So let’s say you are a server in a 5-star restaurant, and you go above and beyond every expectation that your guests have. In fact, they tell you that you gave them the best dining experience they had ever had, and one by one, they shake your hand. Then when you look down at the credit card receipt, you see a $35 tip left on a $200 dinner bill.
That’s right, just over the 15% standard tip that even the most annoying waiter at your local Applebee’s would get.
That has to be a little of what Mike Trout and his agent, Craig Landis, are feeling right now after the Los Angeles Angels renewed the reigning AL Rookie of the Year’s contract for $510,000–just over the standard league minimum.
Ok, so the collective bargaining agreement is what it is, and the players and owners alike all agreed to it, so the Angels were perfectly within their rights to give such a meager raise to Trout. But that doesn’t mean it was the right thing to do. Under the current CBA, Trout wouldn’t be eligible for arbitration until after the 2014 season, and wont be a free agent until after the 2017 World Series.
That gives the young superstar plenty of time to sit and stew, and his agent plenty of time to sit and plot against the Angels. If the free agency era in professional sports has taught us anything, it’s that you don’t want to get on the bad side of your most prized player’s agent.
Given all the lofty contracts the Angels gave to free agents like Albert Pujols, Josh Hamilton, Joe Blanton and others over the past couple of years, it’s no wonder they were short of cash to pay their center…ooops, I mean LEFT fielder. That’s right, to add insult to injury, the Angels are shifting Trout over the left field in favor of the glove and speed of Peter Bourjos in center field.
So now we get the obligatory “I’m angry but I’m not going to blow my top” quote from Landis.
“In my opinion, this contract falls well short of a ‘fair’ contract and I have voiced this to the Angels throughout the process. Nonetheless, the renewal of Mike’s contract will put an end (to) this discussion.”
Any married man who’s ever had his wife say to him “It’s fine honey, don’t worry about it now” knows exactly how the Angels management should be feeling right now.

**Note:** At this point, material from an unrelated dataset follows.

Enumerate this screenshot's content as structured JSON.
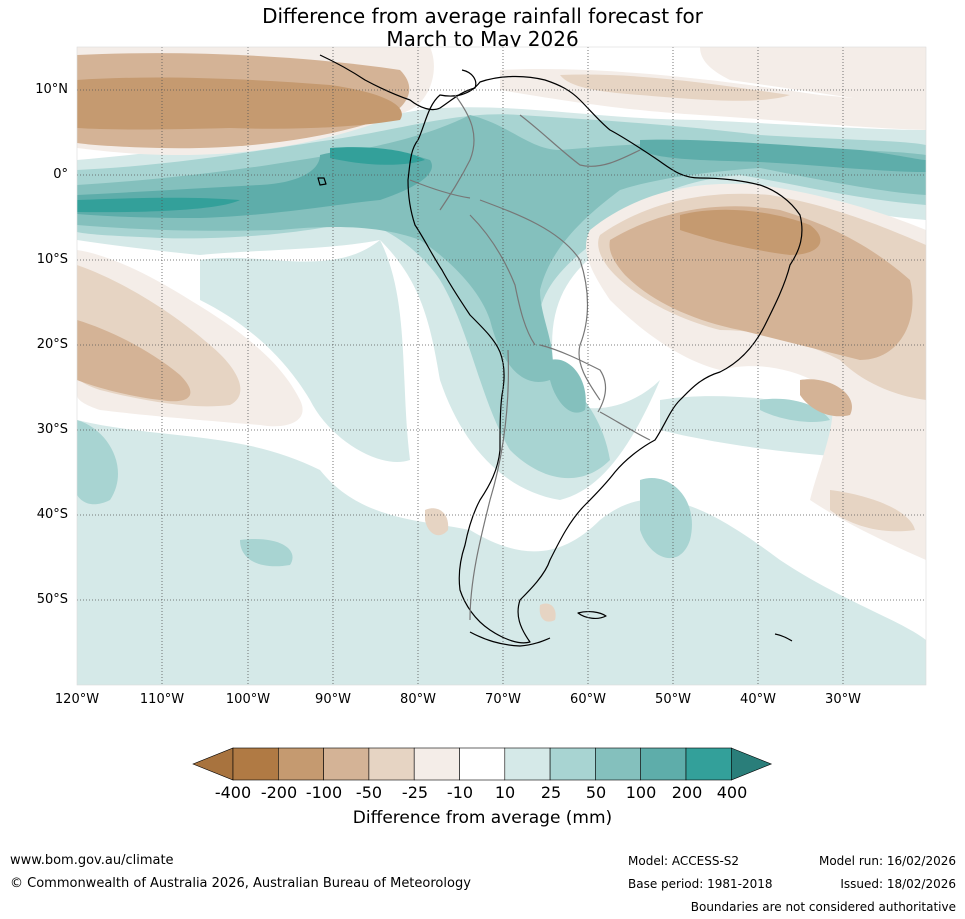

Somehow, in some fashion, Landis is going to make them pay–and pay dearly–for the perceived slap in the face to his client.
I’ve never been a big supporter of the mega-money that athletes make, but I can also see where a team sees a chance to save a few bucks in precisely the wrong place. Raise the price of peanuts, sell a few more billboard ads in the outfield, or grant naming rights to every individual microphone in the press box, but don’t get cheap when it comes to the contract for a kid who just won the ROY, and was second only to a player who won the hitting triple crown in MVP balloting.
Does Landis have a legitimate beef with the Angels? I’m not so sure he doesn’t, but I guarantee you that he and Trout will be dining on grass-fed steak for quite a while by the time he’s done with them.